Acho que aqui é a mesma coisa que eu disse no parágrafo anterior. A
unção com óleo sagrado dos utensílios do templo fazia parte das leis
cerimoniais próprias do Antigo Testamento. De acordo com a carta aos
Hebreus, estes utensílios, bem como o santuário onde eles estavam, “não
passam de ordenanças da carne, baseadas somente em comidas, e bebidas, e
diversas abluções, impostas até ao tempo oportuno de reforma” (Hb
9.10). Além disto, o templo de Salomão já passou como tipo e figura da
Igreja e dos crentes, onde agora habita o Espírito de Deus (1Co 3.16;
6.19). Não há um único exemplo, uma ordem ou orientação no Novo
Testamento para que se pratique a unção de objetos para abençoá-los. Na
verdade, isto é misticismo pagão, puro fetichismo, pensar que objetos
absorvem bênção ou maldição.
Você também argumentou que “Jesus
mandou os apóstolos ungir os doentes quando os mandou pregar o
Evangelho. Eles ungiram os doentes e estes ficaram curados (Mc 6.13).”
Nisto você está correto. Mas note o seguinte: (1) foi aos Doze que
Jesus deu esta ordem; (2) eles ungiram somente os doentes; (3) e quando
ungiam, os enfermos eram curados. Se você, Van Diesel, e seu auxiliar
Mazola, curam a todos os doentes que vocês ungem nos cultos, calo-me
para sempre. Mas o que ocorre? Vocês ungem todo mundo que aparece na
igreja, crianças, jovens, adultos e velhos... Você fica de um lado e o
Mazola do outro, e as pessoas passam no meio e são untadas com óleo na
testa, gente sadia e com saúde. Se há enfermos no meio, eles não parecem
ficar curados. Pelo menos o membro da minha igreja que esteve ai por
três domingos seguidos não viu nenhum caso de cura. Ele me disse que
você e o Mazola ungem o povo para prosperidade, bênção, proteção,
libertação, etc. É bem diferente do que os apóstolos fizeram, não é
mesmo?
Quando eu questionei a unção das partes íntimas que você faz numa reunião especial durante a semana, você replicou que “a
unção com óleo sagrado e abençoado é um meio de bênção para as pessoas
com problemas de esterilidade e se aplicado nas partes íntimas, torna
as pessoas férteis. Já vi vários casos destes aqui na minha igreja.”
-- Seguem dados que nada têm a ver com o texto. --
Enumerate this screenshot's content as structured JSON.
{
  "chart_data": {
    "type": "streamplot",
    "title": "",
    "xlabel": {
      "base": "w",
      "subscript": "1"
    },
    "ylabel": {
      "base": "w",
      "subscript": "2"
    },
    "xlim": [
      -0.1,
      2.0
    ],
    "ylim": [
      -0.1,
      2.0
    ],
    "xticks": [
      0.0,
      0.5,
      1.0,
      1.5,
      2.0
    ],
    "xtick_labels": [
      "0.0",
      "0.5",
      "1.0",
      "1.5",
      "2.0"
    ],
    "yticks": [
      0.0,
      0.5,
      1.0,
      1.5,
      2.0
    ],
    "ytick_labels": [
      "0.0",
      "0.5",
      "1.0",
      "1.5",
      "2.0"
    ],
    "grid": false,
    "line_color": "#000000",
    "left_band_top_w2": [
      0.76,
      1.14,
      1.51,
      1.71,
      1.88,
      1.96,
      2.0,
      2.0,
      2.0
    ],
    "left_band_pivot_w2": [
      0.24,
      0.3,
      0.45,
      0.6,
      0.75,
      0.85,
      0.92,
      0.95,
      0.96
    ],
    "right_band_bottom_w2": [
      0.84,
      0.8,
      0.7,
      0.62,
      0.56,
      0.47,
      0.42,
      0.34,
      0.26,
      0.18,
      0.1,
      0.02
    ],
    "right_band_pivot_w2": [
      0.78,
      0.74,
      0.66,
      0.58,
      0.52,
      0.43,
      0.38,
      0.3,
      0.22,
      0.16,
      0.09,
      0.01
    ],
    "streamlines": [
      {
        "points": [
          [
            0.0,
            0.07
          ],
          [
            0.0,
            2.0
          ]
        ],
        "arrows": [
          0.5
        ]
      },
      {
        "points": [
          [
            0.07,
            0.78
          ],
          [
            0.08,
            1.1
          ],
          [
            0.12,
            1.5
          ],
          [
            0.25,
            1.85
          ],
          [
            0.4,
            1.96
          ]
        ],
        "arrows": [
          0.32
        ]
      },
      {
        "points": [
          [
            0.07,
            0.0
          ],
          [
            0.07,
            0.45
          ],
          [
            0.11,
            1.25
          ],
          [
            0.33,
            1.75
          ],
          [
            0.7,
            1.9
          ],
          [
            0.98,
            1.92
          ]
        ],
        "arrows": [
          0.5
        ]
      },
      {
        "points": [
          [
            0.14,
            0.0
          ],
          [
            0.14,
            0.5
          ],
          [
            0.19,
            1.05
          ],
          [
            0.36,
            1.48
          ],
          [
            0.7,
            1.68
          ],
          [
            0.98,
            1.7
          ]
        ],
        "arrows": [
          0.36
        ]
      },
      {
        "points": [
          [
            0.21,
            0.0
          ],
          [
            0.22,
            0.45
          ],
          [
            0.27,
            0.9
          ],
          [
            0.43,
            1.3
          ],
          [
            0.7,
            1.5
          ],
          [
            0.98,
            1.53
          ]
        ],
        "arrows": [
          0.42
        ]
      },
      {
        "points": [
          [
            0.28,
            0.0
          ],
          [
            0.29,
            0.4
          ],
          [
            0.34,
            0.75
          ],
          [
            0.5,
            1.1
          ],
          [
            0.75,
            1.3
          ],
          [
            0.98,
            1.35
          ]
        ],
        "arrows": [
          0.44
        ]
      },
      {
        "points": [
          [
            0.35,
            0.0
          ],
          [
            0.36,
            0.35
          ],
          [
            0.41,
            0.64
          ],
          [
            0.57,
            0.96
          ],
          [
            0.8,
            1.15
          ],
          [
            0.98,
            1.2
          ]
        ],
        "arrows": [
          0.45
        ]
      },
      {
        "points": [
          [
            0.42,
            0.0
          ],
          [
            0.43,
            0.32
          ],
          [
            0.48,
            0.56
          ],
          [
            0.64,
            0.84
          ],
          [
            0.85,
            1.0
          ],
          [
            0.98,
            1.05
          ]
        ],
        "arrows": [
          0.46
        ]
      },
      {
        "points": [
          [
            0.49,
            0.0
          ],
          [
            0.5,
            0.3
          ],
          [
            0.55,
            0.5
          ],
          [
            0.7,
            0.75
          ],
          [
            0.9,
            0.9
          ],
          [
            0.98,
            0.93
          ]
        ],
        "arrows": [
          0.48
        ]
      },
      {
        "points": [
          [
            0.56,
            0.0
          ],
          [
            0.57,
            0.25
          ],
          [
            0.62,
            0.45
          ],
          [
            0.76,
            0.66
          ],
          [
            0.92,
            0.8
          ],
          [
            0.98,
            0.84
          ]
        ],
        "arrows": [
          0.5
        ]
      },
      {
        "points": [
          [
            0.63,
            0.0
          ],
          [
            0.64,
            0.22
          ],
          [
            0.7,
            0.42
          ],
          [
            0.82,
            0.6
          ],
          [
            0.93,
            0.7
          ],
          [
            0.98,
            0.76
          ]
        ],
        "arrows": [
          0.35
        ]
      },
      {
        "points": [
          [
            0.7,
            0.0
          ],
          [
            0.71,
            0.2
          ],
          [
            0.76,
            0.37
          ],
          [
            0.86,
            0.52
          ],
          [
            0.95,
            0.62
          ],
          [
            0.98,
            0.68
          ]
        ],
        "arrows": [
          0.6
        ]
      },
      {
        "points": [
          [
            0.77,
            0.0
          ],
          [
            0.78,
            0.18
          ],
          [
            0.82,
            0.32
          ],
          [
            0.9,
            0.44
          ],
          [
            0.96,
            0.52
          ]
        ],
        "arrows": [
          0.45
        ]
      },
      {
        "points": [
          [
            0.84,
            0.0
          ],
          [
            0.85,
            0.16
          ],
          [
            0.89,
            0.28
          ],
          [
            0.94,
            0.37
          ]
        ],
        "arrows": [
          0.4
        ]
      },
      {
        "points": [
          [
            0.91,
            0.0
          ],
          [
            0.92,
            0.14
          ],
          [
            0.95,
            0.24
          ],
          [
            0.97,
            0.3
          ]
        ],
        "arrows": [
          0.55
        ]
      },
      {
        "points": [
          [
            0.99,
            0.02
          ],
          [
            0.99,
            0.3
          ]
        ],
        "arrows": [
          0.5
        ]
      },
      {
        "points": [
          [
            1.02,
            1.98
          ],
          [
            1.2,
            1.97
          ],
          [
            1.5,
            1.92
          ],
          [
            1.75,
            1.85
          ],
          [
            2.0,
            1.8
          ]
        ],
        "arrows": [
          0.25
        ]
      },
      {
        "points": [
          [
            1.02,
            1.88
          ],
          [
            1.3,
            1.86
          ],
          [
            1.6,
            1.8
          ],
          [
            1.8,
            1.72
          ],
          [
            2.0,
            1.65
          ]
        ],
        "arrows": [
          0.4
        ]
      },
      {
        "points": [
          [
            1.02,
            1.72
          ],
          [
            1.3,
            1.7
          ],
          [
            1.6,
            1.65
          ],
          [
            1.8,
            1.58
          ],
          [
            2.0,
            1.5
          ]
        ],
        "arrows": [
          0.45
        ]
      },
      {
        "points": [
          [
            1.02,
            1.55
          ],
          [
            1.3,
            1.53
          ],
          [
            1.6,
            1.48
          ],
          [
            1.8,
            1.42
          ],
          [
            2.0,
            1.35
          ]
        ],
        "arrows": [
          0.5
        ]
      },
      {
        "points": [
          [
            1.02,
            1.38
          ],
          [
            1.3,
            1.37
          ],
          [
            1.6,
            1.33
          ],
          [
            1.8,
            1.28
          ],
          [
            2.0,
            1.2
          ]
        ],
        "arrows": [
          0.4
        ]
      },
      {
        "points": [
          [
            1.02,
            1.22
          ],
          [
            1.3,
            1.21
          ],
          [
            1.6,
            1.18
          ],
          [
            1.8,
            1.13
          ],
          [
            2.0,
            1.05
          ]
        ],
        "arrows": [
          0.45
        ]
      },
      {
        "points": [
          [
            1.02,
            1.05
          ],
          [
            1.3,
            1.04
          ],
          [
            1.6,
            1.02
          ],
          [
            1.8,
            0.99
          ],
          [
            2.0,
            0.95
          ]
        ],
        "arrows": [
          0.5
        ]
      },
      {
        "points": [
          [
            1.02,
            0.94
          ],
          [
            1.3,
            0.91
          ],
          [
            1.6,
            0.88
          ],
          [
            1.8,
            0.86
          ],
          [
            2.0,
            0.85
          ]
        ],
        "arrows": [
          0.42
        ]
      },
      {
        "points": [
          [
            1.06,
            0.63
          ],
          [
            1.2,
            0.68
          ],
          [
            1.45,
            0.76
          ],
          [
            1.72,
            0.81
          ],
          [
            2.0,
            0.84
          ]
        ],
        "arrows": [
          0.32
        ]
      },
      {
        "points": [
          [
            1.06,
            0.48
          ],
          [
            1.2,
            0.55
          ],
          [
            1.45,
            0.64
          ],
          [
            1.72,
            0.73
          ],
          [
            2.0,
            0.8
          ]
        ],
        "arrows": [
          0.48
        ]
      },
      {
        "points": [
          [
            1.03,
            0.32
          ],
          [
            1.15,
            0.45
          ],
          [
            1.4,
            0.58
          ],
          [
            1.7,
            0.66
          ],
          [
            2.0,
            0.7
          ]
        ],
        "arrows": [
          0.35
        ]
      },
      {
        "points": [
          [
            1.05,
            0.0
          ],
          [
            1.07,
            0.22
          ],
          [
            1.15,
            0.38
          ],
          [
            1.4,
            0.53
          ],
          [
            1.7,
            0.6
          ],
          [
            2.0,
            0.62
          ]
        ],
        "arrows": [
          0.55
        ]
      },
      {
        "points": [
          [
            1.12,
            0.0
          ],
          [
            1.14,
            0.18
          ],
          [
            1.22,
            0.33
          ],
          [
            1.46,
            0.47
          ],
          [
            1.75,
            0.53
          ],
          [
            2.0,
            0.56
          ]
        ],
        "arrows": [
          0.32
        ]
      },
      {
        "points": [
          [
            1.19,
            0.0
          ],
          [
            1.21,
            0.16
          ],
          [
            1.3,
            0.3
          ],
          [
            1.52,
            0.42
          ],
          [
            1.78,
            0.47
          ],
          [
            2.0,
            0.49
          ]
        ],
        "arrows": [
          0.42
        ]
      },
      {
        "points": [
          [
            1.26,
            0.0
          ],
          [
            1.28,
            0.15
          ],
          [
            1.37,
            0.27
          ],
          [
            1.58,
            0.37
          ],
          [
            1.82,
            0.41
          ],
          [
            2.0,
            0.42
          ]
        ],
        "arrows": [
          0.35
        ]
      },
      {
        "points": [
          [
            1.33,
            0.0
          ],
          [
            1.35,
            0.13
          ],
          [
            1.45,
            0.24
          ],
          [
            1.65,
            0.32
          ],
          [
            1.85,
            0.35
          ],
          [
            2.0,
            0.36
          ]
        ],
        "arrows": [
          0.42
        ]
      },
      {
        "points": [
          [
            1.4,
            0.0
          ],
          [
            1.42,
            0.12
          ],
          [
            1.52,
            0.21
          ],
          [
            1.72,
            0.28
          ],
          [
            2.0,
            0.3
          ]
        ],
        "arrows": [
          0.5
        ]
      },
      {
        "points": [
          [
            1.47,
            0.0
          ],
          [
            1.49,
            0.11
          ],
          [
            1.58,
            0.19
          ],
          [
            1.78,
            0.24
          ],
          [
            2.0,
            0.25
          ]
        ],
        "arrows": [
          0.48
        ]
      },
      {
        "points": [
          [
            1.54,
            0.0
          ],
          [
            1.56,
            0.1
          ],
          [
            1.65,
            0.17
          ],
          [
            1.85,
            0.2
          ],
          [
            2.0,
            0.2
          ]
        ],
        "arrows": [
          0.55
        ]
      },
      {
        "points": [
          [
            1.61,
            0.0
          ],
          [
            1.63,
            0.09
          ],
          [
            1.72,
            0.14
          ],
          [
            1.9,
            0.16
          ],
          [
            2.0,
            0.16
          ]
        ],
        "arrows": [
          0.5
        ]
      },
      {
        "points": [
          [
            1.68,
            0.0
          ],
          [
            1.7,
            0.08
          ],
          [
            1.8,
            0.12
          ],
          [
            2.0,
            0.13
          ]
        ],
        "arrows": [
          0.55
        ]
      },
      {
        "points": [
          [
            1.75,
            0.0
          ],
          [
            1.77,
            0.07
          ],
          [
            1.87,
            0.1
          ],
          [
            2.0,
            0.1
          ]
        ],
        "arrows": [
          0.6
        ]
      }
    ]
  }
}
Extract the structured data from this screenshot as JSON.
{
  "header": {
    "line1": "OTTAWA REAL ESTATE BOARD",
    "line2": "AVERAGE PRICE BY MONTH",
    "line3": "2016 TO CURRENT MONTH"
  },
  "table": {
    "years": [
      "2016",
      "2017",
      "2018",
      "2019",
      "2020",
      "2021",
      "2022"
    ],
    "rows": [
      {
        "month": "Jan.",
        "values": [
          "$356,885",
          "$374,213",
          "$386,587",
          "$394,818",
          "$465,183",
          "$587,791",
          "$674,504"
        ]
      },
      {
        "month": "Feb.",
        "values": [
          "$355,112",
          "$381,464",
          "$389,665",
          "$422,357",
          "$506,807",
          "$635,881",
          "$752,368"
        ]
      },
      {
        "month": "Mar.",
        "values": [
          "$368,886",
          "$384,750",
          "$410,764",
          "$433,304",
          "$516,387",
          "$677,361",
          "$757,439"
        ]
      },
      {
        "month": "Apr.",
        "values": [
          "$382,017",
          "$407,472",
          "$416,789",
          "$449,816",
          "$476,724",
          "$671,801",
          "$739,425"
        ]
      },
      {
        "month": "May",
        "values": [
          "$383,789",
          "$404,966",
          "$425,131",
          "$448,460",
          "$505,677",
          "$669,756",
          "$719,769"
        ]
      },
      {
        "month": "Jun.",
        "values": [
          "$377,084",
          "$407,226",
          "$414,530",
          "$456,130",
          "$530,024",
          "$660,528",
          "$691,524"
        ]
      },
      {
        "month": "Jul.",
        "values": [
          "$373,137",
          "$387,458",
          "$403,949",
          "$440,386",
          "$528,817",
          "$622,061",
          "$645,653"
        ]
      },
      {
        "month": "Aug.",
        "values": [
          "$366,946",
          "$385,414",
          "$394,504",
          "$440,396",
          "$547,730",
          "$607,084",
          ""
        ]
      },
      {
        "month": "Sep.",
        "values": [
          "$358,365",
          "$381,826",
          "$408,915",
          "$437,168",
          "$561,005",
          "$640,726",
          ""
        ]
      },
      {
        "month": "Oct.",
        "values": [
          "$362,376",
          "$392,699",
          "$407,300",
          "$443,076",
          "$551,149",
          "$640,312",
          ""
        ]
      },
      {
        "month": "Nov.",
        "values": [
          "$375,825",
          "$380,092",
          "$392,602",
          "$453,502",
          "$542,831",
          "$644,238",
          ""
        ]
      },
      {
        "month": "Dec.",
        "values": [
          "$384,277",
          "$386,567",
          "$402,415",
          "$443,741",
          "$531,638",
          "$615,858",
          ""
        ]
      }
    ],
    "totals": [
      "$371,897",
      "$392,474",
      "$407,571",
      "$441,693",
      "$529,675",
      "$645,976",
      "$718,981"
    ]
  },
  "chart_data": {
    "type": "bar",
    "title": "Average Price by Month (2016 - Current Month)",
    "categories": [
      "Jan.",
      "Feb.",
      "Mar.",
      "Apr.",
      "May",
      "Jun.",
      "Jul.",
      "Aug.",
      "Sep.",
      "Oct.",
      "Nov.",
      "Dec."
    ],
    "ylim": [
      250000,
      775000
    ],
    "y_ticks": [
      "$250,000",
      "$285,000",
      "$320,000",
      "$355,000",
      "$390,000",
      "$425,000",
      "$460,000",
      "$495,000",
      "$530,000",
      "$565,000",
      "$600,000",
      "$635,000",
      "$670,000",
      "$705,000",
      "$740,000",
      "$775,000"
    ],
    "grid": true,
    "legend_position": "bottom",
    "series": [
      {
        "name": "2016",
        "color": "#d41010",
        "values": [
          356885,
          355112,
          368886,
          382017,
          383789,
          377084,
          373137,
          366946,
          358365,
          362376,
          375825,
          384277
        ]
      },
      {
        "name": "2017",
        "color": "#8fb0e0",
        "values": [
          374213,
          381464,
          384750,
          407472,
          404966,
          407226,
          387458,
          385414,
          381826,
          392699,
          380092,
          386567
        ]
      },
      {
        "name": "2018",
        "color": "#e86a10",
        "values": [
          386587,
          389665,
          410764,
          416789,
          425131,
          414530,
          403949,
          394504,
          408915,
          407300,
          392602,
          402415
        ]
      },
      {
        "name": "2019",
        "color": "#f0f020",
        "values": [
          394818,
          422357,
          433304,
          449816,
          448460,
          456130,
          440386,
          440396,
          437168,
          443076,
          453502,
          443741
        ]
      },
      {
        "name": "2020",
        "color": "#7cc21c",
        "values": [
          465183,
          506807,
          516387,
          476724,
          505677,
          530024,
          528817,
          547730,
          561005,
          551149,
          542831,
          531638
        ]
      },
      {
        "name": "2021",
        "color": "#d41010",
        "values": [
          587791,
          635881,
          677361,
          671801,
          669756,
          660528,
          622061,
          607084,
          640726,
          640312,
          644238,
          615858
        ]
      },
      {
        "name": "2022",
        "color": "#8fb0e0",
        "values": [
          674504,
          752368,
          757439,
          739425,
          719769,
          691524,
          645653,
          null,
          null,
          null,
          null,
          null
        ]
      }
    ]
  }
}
Sinceramente, Van Diesel, me dê ao menos uma prova pequena de que esta
prática tem qualquer fundamento bíblico! Lamento dizer isto, mas dá a
impressão que você perdeu o bom senso! Eu me pergunto por que seu
presbitério ainda não tomou providências quanto a estas práticas suas.
Deve ser porque o presidente, Reverendo Peroba, seu amigo, faz as mesmas
coisas.
Seu último argumento foi que “Tiago mandou que os doentes fossem ungidos com óleo em nome de Jesus (Tg 5.14).”
Pois é, eu não teria problemas se os pastores fizessem exatamente o
que Tiago está dizendo. Note nesta passagem os seguintes pontos.
- A iniciativa é do doente: “Está alguém entre vós doente? Chame os presbíteros da igreja, e estes façam oração sobre ele, ungindo-o com óleo, em nome do Senhor."
- Ele chama “os presbíteros da igreja” e não somente o pastor.
- O evento se dá na casa do doente e não na igreja.
- E o foco da passagem de Tiago, é a oração da fé. É ela que levanta o doente, “E a oração da fé salvará o enfermo, e o Senhor o levantará; e, se houver cometido pecados, ser-lhe-ão perdoados” (Tg 5.15).
Ou seja, não tem como usar esta passagem para justificar o “culto da unção com óleo santo”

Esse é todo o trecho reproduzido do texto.